“Why did it have to be you?” The words were mumbled and slurred from the blood that was leaking out of Arthur’s mouth but they still made Eames roll his eyes.
“Beggars can’t be choosers, darling,” Eames mumbled, barely even registering the words as he took inventory of Arthur’s injuries and the whole damned situation.
He had broken into the wine cellar where Arthur was being kept with only a half formed idea of untying him and shooting their way out. As it turned out that wasn’t an option.
Yes, Arthur was in fact tied to a steal chair that was bolted to the floor where Eames had thought he would be. However he was also naked and covered in bruises, with a protruding left rib, a very swollen right ankle, and cuts covering his chest. When Eames went around to the back to untie him he also found that his right hand was smashed and unmoving even when he started to work at the rope. “Can you shoot left handed?”
Arthur made an irritated noise in the back of his throat as the ropes came loose. “Of course.” He tried to stand only to hiss when the weight hit his ankle and had to grab the chair to stay upright.
Eames pulled his gun from his waistband and handed it over then shed his black jacket and handed that over too. Arthur checked the gun, pulled on the jacket, then checked the gun again while Eames grabbed his back up from his ankle. With a surprising amount of willingness Arthur slung his arm over Eames’s shoulder and let him support some of his weight as they climbed up the stairs out of the cellar.

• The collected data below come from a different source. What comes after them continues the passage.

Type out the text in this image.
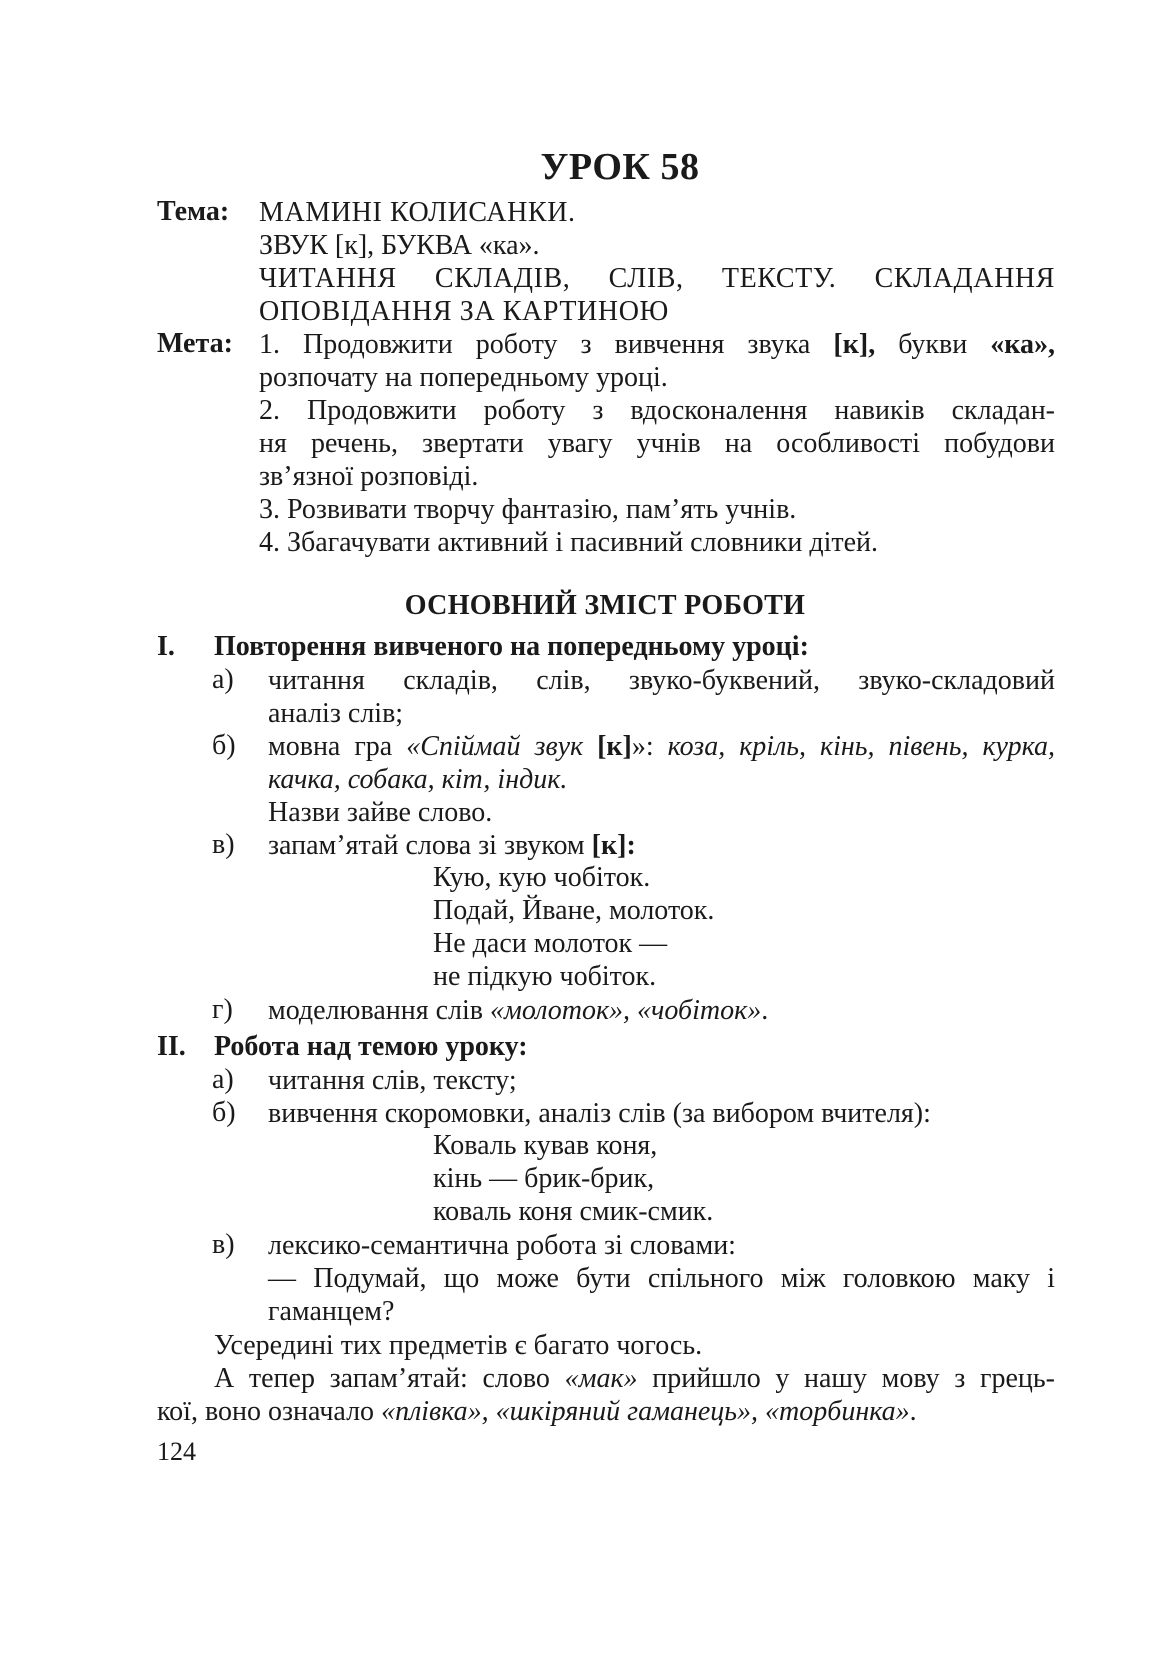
УРОК 58
Тема: МАМИНІ КОЛИСАНКИ.
ЗВУК [к], БУКВА «ка».
ЧИТАННЯ СКЛАДІВ, СЛІВ, ТЕКСТУ. СКЛАДАННЯ
ОПОВІДАННЯ ЗА КАРТИНОЮ
Мета: 1. Продовжити роботу з вивчення звука [к], букви «ка»,
розпочату на попередньому уроці.
2. Продовжити роботу з вдосконалення навиків складан-
ня речень, звертати увагу учнів на особливості побудови
зв’язної розповіді.
3. Розвивати творчу фантазію, пам’ять учнів.
4. Збагачувати активний і пасивний словники дітей.
ОСНОВНИЙ ЗМІСТ РОБОТИ
I. Повторення вивченого на попередньому уроці:
а) читання складів, слів, звуко-буквений, звуко-складовий
аналіз слів;
б) мовна гра «Спіймай звук [к]»: коза, кріль, кінь, півень, курка,
качка, собака, кіт, індик.
Назви зайве слово.
в) запам’ятай слова зі звуком [к]:
Кую, кую чобіток.
Подай, Йване, молоток.
Не даси молоток —
не підкую чобіток.
г) моделювання слів «молоток», «чобіток».
II. Робота над темою уроку:
а) читання слів, тексту;
б) вивчення скоромовки, аналіз слів (за вибором вчителя):
Коваль кував коня,
кінь — брик-брик,
коваль коня смик-смик.
в) лексико-семантична робота зі словами:
— Подумай, що може бути спільного між головкою маку і
гаманцем?
Усередині тих предметів є багато чогось.
А тепер запам’ятай: слово «мак» прийшло у нашу мову з грець-
кої, воно означало «плівка», «шкіряний гаманець», «торбинка».
124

Eames had already disposed of the guard who had been in front of the cellar door and they stepped over him to slip back into the kitchen without notice. The hard part was getting back to the stolen car Eames had taken there in the first place. Six inches of snow reflected all the lights of the house and lit the backyard and path to the car like it was the middle of the day. There was also still the problem of Arthur limping mostly naked through six inches of snow.
There was a yell behind them and either one of the guards had made an early start on his rounds or they were making worse time than Eames had though. Arthur fired a shot, hitting the guard but by then they were already well and truly fucked.
Eames didn’t think he had ever appreciated Arthur’s uncanny ability to land any shot as much as he did when he picked Arthur up chest to chest and ran with Arthur’s legs wrapped around his waist and he continued to land every shot.
He dumped Arthur into the back seat of the car and took off driving as Arthur hung out the open door and continued to exchange fire. Two of the henchman’s cars started but it didn’t take long for them to figure out that Eames had slashed their tires before he had stolen Arthur back. He’d have to remind Arthur of that next time he was accused of not planning well enough. It hardly mattered that he had done it mostly out of spite.
The gunfire stopped for a long while, but was still ringing in his ears a bit before the back door slammed shut again and Arthur hissed quietly. In the rearview mirror Eames could see him trying to lay himself down on the seat with a clenched jaw. “There’s pills in the kit and a blanket on the floor,” he said, reaching behind his seat and pulling the shock blanket in an attempt to throw it over Arthur. It landed on one leg long enough for Arthur to snatch it. He kept his eyes firmly forward and tried to remind himself that Arthur might not fight a lingering gaze right then it wouldn’t stop him from ruining Eames with two words later. Instead he turned up the heat and pointed every vent he could reach into the back seat.
Arthur didn’t say anything but Eames could hear the box opening and the shaking of pills and then an exasperated sigh.
“Give it,” Eames said, reaching back again.
“It’s fine,” Arthur said and there was the rustling of the blanket.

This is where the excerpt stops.